Financially, it doesn’t quite make sense. I can rent a new release DVD from Blockbuster for $4, and from Redbox and other kiosks for $1. And if you’re going to spend $5 to check out a new CD, shouldn’t you just spent the full $9.99 to download it from iTunes? Not to mention that new hardcover books are usually marked 40 percent off at Barnes and Noble or Borders if they are hot bestsellers.

But the key to this new program is convenience. The cart is located right where you might be browsing as you wait in line to check out your materials.

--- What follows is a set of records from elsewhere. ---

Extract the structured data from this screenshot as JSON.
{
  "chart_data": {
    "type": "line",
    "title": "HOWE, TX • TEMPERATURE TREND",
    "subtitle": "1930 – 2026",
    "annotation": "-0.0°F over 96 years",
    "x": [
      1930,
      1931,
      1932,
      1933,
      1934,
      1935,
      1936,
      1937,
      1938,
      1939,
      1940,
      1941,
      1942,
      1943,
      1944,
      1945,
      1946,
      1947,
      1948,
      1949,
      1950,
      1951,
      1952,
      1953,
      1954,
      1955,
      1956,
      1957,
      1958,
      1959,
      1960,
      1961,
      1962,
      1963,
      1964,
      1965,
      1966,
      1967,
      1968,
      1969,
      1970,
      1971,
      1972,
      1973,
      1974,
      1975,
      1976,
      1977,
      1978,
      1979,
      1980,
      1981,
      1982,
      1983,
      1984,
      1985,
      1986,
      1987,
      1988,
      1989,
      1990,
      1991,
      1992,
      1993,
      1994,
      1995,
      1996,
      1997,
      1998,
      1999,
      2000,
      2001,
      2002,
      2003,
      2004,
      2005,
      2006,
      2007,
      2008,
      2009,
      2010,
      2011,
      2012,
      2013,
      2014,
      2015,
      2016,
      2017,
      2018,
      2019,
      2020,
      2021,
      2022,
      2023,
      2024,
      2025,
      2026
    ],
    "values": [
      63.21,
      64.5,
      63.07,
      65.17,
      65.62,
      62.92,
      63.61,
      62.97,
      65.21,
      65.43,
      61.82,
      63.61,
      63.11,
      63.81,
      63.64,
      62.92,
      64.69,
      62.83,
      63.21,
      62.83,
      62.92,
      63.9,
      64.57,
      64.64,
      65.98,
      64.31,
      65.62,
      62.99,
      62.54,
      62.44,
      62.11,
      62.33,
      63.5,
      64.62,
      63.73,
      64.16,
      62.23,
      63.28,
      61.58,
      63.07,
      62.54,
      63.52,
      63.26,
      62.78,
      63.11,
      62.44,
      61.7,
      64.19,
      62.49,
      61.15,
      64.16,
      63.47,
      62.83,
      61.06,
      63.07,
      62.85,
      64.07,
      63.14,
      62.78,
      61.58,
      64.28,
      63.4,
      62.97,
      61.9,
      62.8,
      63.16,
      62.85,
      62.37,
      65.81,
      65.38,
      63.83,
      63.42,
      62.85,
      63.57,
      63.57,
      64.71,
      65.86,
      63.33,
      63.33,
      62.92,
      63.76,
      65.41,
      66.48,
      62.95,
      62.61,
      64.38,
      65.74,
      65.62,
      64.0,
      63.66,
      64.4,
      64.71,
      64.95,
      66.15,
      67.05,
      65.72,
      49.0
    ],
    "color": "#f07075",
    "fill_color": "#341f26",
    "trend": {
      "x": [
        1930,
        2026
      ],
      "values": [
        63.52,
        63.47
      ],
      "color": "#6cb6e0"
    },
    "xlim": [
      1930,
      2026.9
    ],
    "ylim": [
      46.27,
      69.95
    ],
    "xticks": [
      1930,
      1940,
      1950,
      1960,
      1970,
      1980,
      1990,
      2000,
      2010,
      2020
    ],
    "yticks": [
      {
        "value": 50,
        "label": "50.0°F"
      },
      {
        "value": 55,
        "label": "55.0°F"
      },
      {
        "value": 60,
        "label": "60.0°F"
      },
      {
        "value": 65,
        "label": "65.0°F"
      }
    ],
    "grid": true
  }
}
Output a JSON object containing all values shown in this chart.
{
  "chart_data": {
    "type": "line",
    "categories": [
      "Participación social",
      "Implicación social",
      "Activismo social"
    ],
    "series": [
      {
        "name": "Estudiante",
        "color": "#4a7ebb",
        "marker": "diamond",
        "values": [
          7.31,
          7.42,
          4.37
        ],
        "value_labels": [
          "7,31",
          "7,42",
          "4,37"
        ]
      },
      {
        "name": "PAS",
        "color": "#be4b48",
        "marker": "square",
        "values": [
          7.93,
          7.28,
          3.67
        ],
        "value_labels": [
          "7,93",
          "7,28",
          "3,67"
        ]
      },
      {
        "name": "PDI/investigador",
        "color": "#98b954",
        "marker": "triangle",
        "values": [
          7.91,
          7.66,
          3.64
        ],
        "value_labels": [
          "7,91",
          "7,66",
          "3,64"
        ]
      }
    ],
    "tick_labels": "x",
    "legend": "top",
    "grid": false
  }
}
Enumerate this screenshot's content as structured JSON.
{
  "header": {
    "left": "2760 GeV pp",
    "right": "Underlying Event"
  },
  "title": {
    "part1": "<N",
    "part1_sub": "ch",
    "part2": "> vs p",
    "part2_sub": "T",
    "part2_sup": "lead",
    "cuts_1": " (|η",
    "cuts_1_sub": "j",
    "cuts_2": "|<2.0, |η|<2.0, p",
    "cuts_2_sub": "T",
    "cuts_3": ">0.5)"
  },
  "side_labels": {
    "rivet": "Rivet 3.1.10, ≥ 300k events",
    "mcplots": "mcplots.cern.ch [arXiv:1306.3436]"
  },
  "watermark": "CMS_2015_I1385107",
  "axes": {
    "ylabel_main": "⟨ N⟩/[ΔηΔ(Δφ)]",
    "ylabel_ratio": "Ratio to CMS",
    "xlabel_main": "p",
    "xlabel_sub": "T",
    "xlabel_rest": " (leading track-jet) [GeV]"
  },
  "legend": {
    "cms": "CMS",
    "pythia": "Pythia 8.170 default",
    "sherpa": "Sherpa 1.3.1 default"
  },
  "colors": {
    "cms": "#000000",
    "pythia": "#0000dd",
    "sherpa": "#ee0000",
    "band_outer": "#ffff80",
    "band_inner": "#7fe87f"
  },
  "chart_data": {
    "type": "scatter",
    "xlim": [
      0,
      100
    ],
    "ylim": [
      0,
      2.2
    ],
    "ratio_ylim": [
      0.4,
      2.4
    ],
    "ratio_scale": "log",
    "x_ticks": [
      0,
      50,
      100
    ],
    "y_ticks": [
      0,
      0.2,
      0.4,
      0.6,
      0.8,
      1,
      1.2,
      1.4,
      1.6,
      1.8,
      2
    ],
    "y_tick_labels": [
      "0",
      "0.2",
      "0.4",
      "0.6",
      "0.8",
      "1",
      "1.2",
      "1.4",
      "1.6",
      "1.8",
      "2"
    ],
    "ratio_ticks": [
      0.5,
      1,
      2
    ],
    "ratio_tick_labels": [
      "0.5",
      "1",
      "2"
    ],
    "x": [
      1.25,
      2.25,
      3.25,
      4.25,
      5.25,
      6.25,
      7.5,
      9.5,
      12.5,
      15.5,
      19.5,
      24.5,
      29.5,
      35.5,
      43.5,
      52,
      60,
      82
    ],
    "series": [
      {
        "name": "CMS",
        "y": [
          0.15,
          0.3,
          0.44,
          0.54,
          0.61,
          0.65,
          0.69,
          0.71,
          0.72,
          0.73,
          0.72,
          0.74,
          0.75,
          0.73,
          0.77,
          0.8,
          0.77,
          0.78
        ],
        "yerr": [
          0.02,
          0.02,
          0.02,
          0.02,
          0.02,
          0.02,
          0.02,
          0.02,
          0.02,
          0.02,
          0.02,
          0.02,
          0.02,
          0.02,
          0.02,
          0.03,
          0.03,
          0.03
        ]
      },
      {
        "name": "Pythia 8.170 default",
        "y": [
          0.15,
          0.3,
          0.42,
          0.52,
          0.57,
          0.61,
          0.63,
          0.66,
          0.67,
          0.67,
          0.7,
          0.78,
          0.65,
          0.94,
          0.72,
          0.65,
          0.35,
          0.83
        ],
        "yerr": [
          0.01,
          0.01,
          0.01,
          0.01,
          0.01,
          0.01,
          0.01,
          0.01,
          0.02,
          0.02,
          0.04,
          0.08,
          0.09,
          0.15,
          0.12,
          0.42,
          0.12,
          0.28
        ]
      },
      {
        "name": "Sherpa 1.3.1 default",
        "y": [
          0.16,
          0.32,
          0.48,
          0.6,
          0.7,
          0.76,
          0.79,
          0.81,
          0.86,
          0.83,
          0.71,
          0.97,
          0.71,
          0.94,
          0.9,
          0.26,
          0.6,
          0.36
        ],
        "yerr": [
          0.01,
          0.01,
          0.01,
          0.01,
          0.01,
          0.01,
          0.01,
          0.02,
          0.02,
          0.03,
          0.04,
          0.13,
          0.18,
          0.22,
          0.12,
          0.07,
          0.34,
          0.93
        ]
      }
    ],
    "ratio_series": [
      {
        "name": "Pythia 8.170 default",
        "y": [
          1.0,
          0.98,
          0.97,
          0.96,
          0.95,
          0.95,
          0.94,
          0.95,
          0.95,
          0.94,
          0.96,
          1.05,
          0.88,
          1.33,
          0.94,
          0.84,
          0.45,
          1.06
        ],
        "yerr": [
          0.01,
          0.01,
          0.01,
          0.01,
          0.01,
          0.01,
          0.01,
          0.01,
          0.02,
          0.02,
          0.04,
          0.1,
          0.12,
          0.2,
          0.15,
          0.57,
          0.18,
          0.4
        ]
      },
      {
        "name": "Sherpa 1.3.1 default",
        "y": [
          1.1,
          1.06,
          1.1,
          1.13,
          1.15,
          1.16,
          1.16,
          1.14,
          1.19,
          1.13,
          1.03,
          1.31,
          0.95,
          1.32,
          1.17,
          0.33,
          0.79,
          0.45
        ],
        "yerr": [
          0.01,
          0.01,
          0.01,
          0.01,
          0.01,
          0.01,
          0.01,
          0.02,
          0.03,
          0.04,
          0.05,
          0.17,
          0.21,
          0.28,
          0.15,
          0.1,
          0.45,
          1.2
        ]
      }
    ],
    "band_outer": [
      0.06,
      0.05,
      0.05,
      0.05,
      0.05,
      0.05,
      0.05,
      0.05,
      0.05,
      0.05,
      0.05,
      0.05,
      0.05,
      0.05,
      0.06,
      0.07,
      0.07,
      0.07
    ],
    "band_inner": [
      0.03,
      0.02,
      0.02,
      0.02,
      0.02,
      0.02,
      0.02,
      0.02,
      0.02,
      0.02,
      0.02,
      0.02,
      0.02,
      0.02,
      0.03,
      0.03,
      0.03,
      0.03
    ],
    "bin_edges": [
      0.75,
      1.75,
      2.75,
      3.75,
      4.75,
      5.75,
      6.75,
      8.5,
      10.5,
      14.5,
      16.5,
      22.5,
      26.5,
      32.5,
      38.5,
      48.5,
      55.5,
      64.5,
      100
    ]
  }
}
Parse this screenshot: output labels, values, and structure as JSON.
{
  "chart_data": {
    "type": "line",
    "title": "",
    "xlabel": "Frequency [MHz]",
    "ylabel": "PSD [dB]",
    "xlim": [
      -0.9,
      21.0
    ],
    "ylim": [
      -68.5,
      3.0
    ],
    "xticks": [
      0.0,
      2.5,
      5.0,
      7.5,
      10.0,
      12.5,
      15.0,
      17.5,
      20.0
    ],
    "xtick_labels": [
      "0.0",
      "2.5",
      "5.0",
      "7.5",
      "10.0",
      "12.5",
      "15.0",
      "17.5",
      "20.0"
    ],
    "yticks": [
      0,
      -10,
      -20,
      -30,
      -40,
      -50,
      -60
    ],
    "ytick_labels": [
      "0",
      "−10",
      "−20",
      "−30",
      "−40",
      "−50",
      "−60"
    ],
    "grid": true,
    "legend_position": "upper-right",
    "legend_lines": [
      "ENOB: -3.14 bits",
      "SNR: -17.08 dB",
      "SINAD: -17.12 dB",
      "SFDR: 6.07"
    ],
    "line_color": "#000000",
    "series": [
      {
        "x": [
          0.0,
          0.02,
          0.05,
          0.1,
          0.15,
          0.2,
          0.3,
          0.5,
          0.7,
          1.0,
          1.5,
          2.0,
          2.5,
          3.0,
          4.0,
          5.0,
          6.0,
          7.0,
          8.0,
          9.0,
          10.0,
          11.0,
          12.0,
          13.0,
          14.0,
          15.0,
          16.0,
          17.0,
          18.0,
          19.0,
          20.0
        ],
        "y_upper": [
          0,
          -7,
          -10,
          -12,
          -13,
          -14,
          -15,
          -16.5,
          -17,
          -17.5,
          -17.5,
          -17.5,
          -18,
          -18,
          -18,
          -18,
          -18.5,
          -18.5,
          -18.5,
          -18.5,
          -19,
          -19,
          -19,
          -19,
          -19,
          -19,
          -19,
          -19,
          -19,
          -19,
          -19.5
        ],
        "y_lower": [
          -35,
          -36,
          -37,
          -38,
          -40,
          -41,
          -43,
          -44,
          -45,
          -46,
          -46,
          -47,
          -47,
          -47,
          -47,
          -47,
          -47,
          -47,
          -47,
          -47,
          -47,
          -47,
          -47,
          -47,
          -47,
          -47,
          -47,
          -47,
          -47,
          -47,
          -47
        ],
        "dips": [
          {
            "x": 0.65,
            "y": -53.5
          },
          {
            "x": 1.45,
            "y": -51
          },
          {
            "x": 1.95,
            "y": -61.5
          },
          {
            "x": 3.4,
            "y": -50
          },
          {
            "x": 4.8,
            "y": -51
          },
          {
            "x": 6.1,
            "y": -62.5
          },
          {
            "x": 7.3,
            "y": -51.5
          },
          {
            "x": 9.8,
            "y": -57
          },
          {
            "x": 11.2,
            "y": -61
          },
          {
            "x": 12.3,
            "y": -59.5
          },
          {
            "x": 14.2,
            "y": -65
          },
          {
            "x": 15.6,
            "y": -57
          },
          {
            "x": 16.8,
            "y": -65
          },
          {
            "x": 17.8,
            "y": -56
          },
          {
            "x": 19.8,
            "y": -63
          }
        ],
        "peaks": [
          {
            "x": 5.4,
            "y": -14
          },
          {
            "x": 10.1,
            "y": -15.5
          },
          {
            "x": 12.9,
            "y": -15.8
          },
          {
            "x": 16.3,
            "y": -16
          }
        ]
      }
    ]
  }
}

It’s no different than checking out at a grocery store, and being enticed by the magazine headlines and can’t-live-without-it gizmos (a miniature lint roller for 99 cents, anyone?). You can’t request StreetSmart Express items like you can other library items because the library won’t hold them for you. They stay in the cart, and they are first-come, first-served.

Who knows? Maybe it will help make up for the money the city either cut or didn’t add to the libraries this year.